И я могу сказать, что тогда, спустя пять дней после смерти, его тело все еще оставалось теплым и эластичным, было ощущение живой ткани. Его усадили в помещении, полном микробов.

Никакого бальзамирования не проводилось. Он просидел там сорок дней и за это время сжал свое тело до размеров ребенка.

Тело поместили в ящик, в котором имелось смотровое окошко, и я заглянул туда. Большинство людей не хотело смотреть на господина, просидевшего после смерти сорок дней в теплом помещении, но я подумал, что мне нужно будет обо всем рассказывать. Тело его было действительно маленьким: голова – две трети прежней величины, а туловище – как у грудного младенца.

Вскоре его вынесли наружу, и 20 декабря 1981 года началась кремация. Очевидно, это была серьезная ошибка, ведь если кто-то сжимает себя подобным образом, это значит, что он хочет, чтобы его сохранили, мумифицировали и оставили для благословления места. Но Калу Ринпоче настоял на том, чтобы Кармапу сожгли, а он был ламой с самым большим трудовым стажем.

Много необычного произошло во время кремации. Наверху кружил огромный орел; было две радуги вокруг солнца.

Сердце Его Святейшества выкатилось из верхнего люка печи в направлении Тибета и остановилось у ног Лопёна Цечу Ринпоче. Мы стояли с другой стороны ступы. В верхнем зале негде было яблоку упасть. Все были там. Лопён Цечу велел поднять сердце, и позже его отнесли внутрь. Не сгорели также глаза и язык Кармапы. С буддийской, йогической точки зрения это символы возвращения тела, речи и ума. Речь – это, естественно, язык, тело – глаза, связывающие с миром, а сердце – это ум. То есть для буддиста это очень хороший знак. Остались и фрагменты костей с мантрами или в форме статуэток Будд. Все это тоже сохранили. Кроме того, из пепла извлекли маленькие металлические шарики – золотые и серебряные. Я сам это видел, я при всем этом присутствовал.

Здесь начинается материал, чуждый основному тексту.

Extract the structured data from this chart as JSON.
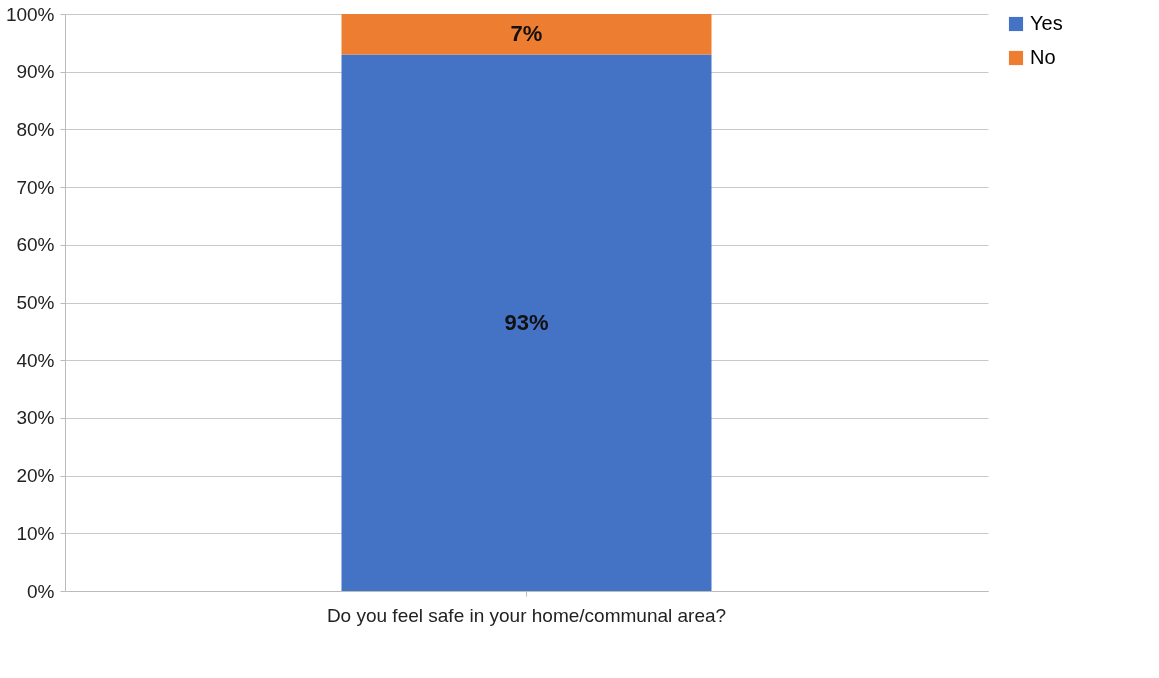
{
  "chart_data": {
    "type": "bar",
    "stacked": true,
    "categories": [
      "Do you feel safe in your home/communal area?"
    ],
    "series": [
      {
        "name": "Yes",
        "color": "#4472c4",
        "values": [
          93
        ],
        "value_labels": [
          "93%"
        ]
      },
      {
        "name": "No",
        "color": "#ed7d31",
        "values": [
          7
        ],
        "value_labels": [
          "7%"
        ]
      }
    ],
    "ylim": [
      0,
      100
    ],
    "yticks": [
      {
        "value": 0,
        "label": "0%"
      },
      {
        "value": 10,
        "label": "10%"
      },
      {
        "value": 20,
        "label": "20%"
      },
      {
        "value": 30,
        "label": "30%"
      },
      {
        "value": 40,
        "label": "40%"
      },
      {
        "value": 50,
        "label": "50%"
      },
      {
        "value": 60,
        "label": "60%"
      },
      {
        "value": 70,
        "label": "70%"
      },
      {
        "value": 80,
        "label": "80%"
      },
      {
        "value": 90,
        "label": "90%"
      },
      {
        "value": 100,
        "label": "100%"
      }
    ],
    "grid": "y",
    "legend": "right"
  }
}
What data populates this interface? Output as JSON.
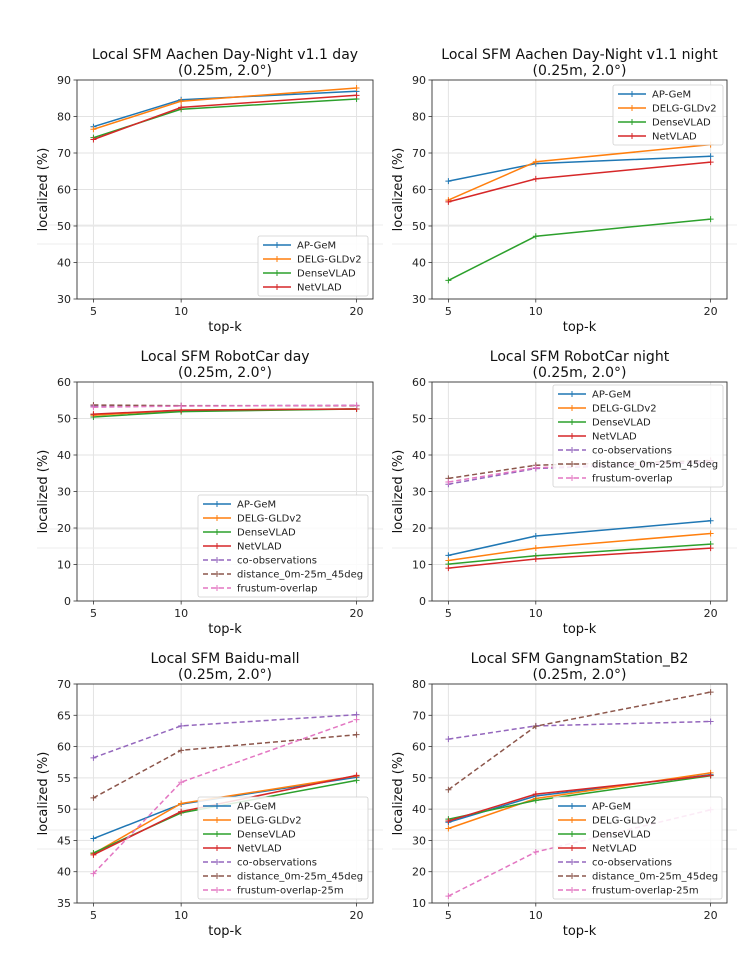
{
  "chart_data": [
    {
      "type": "line",
      "title": "Local SFM Aachen Day-Night v1.1 day",
      "subtitle": "(0.25m, 2.0°)",
      "xlabel": "top-k",
      "ylabel": "localized (%)",
      "x": [
        5,
        10,
        20
      ],
      "xticks": [
        "5",
        "10",
        "20"
      ],
      "ylim": [
        30,
        90
      ],
      "yticks": [
        30,
        40,
        50,
        60,
        70,
        80,
        90
      ],
      "grid": true,
      "legend_position": "lower-right",
      "series": [
        {
          "name": "AP-GeM",
          "color": "#1f77b4",
          "dashed": false,
          "values": [
            77.2,
            84.6,
            86.9
          ]
        },
        {
          "name": "DELG-GLDv2",
          "color": "#ff7f0e",
          "dashed": false,
          "values": [
            76.5,
            84.2,
            87.8
          ]
        },
        {
          "name": "DenseVLAD",
          "color": "#2ca02c",
          "dashed": false,
          "values": [
            74.2,
            82.0,
            84.8
          ]
        },
        {
          "name": "NetVLAD",
          "color": "#d62728",
          "dashed": false,
          "values": [
            73.7,
            82.5,
            85.8
          ]
        }
      ]
    },
    {
      "type": "line",
      "title": "Local SFM Aachen Day-Night v1.1 night",
      "subtitle": "(0.25m, 2.0°)",
      "xlabel": "top-k",
      "ylabel": "localized (%)",
      "x": [
        5,
        10,
        20
      ],
      "xticks": [
        "5",
        "10",
        "20"
      ],
      "ylim": [
        30,
        90
      ],
      "yticks": [
        30,
        40,
        50,
        60,
        70,
        80,
        90
      ],
      "grid": true,
      "legend_position": "upper-right",
      "series": [
        {
          "name": "AP-GeM",
          "color": "#1f77b4",
          "dashed": false,
          "values": [
            62.3,
            67.1,
            69.1
          ]
        },
        {
          "name": "DELG-GLDv2",
          "color": "#ff7f0e",
          "dashed": false,
          "values": [
            57.1,
            67.6,
            72.3
          ]
        },
        {
          "name": "DenseVLAD",
          "color": "#2ca02c",
          "dashed": false,
          "values": [
            35.1,
            47.2,
            51.9
          ]
        },
        {
          "name": "NetVLAD",
          "color": "#d62728",
          "dashed": false,
          "values": [
            56.6,
            62.9,
            67.5
          ]
        }
      ]
    },
    {
      "type": "line",
      "title": "Local SFM RobotCar day",
      "subtitle": "(0.25m, 2.0°)",
      "xlabel": "top-k",
      "ylabel": "localized (%)",
      "x": [
        5,
        10,
        20
      ],
      "xticks": [
        "5",
        "10",
        "20"
      ],
      "ylim": [
        0,
        60
      ],
      "yticks": [
        0,
        10,
        20,
        30,
        40,
        50,
        60
      ],
      "grid": true,
      "legend_position": "lower-right",
      "series": [
        {
          "name": "AP-GeM",
          "color": "#1f77b4",
          "dashed": false,
          "values": [
            51.0,
            52.2,
            52.6
          ]
        },
        {
          "name": "DELG-GLDv2",
          "color": "#ff7f0e",
          "dashed": false,
          "values": [
            50.9,
            52.3,
            52.6
          ]
        },
        {
          "name": "DenseVLAD",
          "color": "#2ca02c",
          "dashed": false,
          "values": [
            50.4,
            51.9,
            52.6
          ]
        },
        {
          "name": "NetVLAD",
          "color": "#d62728",
          "dashed": false,
          "values": [
            51.2,
            52.3,
            52.6
          ]
        },
        {
          "name": "co-observations",
          "color": "#9467bd",
          "dashed": true,
          "values": [
            53.4,
            53.5,
            53.6
          ]
        },
        {
          "name": "distance_0m-25m_45deg",
          "color": "#8c564b",
          "dashed": true,
          "values": [
            53.7,
            53.5,
            53.5
          ]
        },
        {
          "name": "frustum-overlap",
          "color": "#e377c2",
          "dashed": true,
          "values": [
            53.1,
            53.4,
            53.6
          ]
        }
      ]
    },
    {
      "type": "line",
      "title": "Local SFM RobotCar night",
      "subtitle": "(0.25m, 2.0°)",
      "xlabel": "top-k",
      "ylabel": "localized (%)",
      "x": [
        5,
        10,
        20
      ],
      "xticks": [
        "5",
        "10",
        "20"
      ],
      "ylim": [
        0,
        60
      ],
      "yticks": [
        0,
        10,
        20,
        30,
        40,
        50,
        60
      ],
      "grid": true,
      "legend_position": "upper-right",
      "series": [
        {
          "name": "AP-GeM",
          "color": "#1f77b4",
          "dashed": false,
          "values": [
            12.5,
            17.8,
            22.0
          ]
        },
        {
          "name": "DELG-GLDv2",
          "color": "#ff7f0e",
          "dashed": false,
          "values": [
            11.1,
            14.5,
            18.5
          ]
        },
        {
          "name": "DenseVLAD",
          "color": "#2ca02c",
          "dashed": false,
          "values": [
            10.1,
            12.4,
            15.6
          ]
        },
        {
          "name": "NetVLAD",
          "color": "#d62728",
          "dashed": false,
          "values": [
            9.0,
            11.5,
            14.5
          ]
        },
        {
          "name": "co-observations",
          "color": "#9467bd",
          "dashed": true,
          "values": [
            32.0,
            36.3,
            38.0
          ]
        },
        {
          "name": "distance_0m-25m_45deg",
          "color": "#8c564b",
          "dashed": true,
          "values": [
            33.6,
            37.2,
            38.5
          ]
        },
        {
          "name": "frustum-overlap",
          "color": "#e377c2",
          "dashed": true,
          "values": [
            32.6,
            36.5,
            38.2
          ]
        }
      ]
    },
    {
      "type": "line",
      "title": "Local SFM Baidu-mall",
      "subtitle": "(0.25m, 2.0°)",
      "xlabel": "top-k",
      "ylabel": "localized (%)",
      "x": [
        5,
        10,
        20
      ],
      "xticks": [
        "5",
        "10",
        "20"
      ],
      "ylim": [
        35,
        70
      ],
      "yticks": [
        35,
        40,
        45,
        50,
        55,
        60,
        65,
        70
      ],
      "grid": true,
      "legend_position": "lower-right",
      "series": [
        {
          "name": "AP-GeM",
          "color": "#1f77b4",
          "dashed": false,
          "values": [
            45.3,
            50.8,
            55.1
          ]
        },
        {
          "name": "DELG-GLDv2",
          "color": "#ff7f0e",
          "dashed": false,
          "values": [
            42.9,
            50.9,
            55.3
          ]
        },
        {
          "name": "DenseVLAD",
          "color": "#2ca02c",
          "dashed": false,
          "values": [
            43.0,
            49.4,
            54.6
          ]
        },
        {
          "name": "NetVLAD",
          "color": "#d62728",
          "dashed": false,
          "values": [
            42.7,
            49.6,
            55.4
          ]
        },
        {
          "name": "co-observations",
          "color": "#9467bd",
          "dashed": true,
          "values": [
            58.2,
            63.3,
            65.1
          ]
        },
        {
          "name": "distance_0m-25m_45deg",
          "color": "#8c564b",
          "dashed": true,
          "values": [
            51.8,
            59.4,
            61.9
          ]
        },
        {
          "name": "frustum-overlap-25m",
          "color": "#e377c2",
          "dashed": true,
          "values": [
            39.7,
            54.3,
            64.3
          ]
        }
      ]
    },
    {
      "type": "line",
      "title": "Local SFM GangnamStation_B2",
      "subtitle": "(0.25m, 2.0°)",
      "xlabel": "top-k",
      "ylabel": "localized (%)",
      "x": [
        5,
        10,
        20
      ],
      "xticks": [
        "5",
        "10",
        "20"
      ],
      "ylim": [
        10,
        80
      ],
      "yticks": [
        10,
        20,
        30,
        40,
        50,
        60,
        70,
        80
      ],
      "grid": true,
      "legend_position": "lower-right",
      "series": [
        {
          "name": "AP-GeM",
          "color": "#1f77b4",
          "dashed": false,
          "values": [
            35.8,
            44.2,
            51.0
          ]
        },
        {
          "name": "DELG-GLDv2",
          "color": "#ff7f0e",
          "dashed": false,
          "values": [
            33.8,
            43.4,
            51.6
          ]
        },
        {
          "name": "DenseVLAD",
          "color": "#2ca02c",
          "dashed": false,
          "values": [
            36.8,
            42.8,
            50.7
          ]
        },
        {
          "name": "NetVLAD",
          "color": "#d62728",
          "dashed": false,
          "values": [
            36.2,
            44.8,
            50.8
          ]
        },
        {
          "name": "co-observations",
          "color": "#9467bd",
          "dashed": true,
          "values": [
            62.4,
            66.6,
            68.0
          ]
        },
        {
          "name": "distance_0m-25m_45deg",
          "color": "#8c564b",
          "dashed": true,
          "values": [
            46.2,
            66.5,
            77.4
          ]
        },
        {
          "name": "frustum-overlap-25m",
          "color": "#e377c2",
          "dashed": true,
          "values": [
            12.2,
            26.3,
            39.8
          ]
        }
      ]
    }
  ]
}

Его Святейшество Шестнадцатый Кармапа оказал на нас с Ханной огромное влияние. Он нам обоим очень точно говорил, чего хочет, и его слова никогда не выходили за рамки здравого смысла. Он никогда не желал и не просил ничего такого, что не соответствовало бы нашей культуре, нашему критическому мышлению. Он совершенно отчетливо говорил, что область моей работы простирается на восток от Рейна, включая Россию. Посылая меня впервые в славянский мир, в Польшу, он сказал: «Основывай центры до самой Японии».

И все, что он тогда велел, я полностью выполнил. Он говорил также, что я должен два раза в год посещать Америку, чтобы поддерживать там буддизм. Кармапа часто расспрашивал меня, желая услышать о последнем развитии событий в мировой политике. Ему всегда было интересно знать, чем занимаются разные страны и что происходит в разных областях жизни.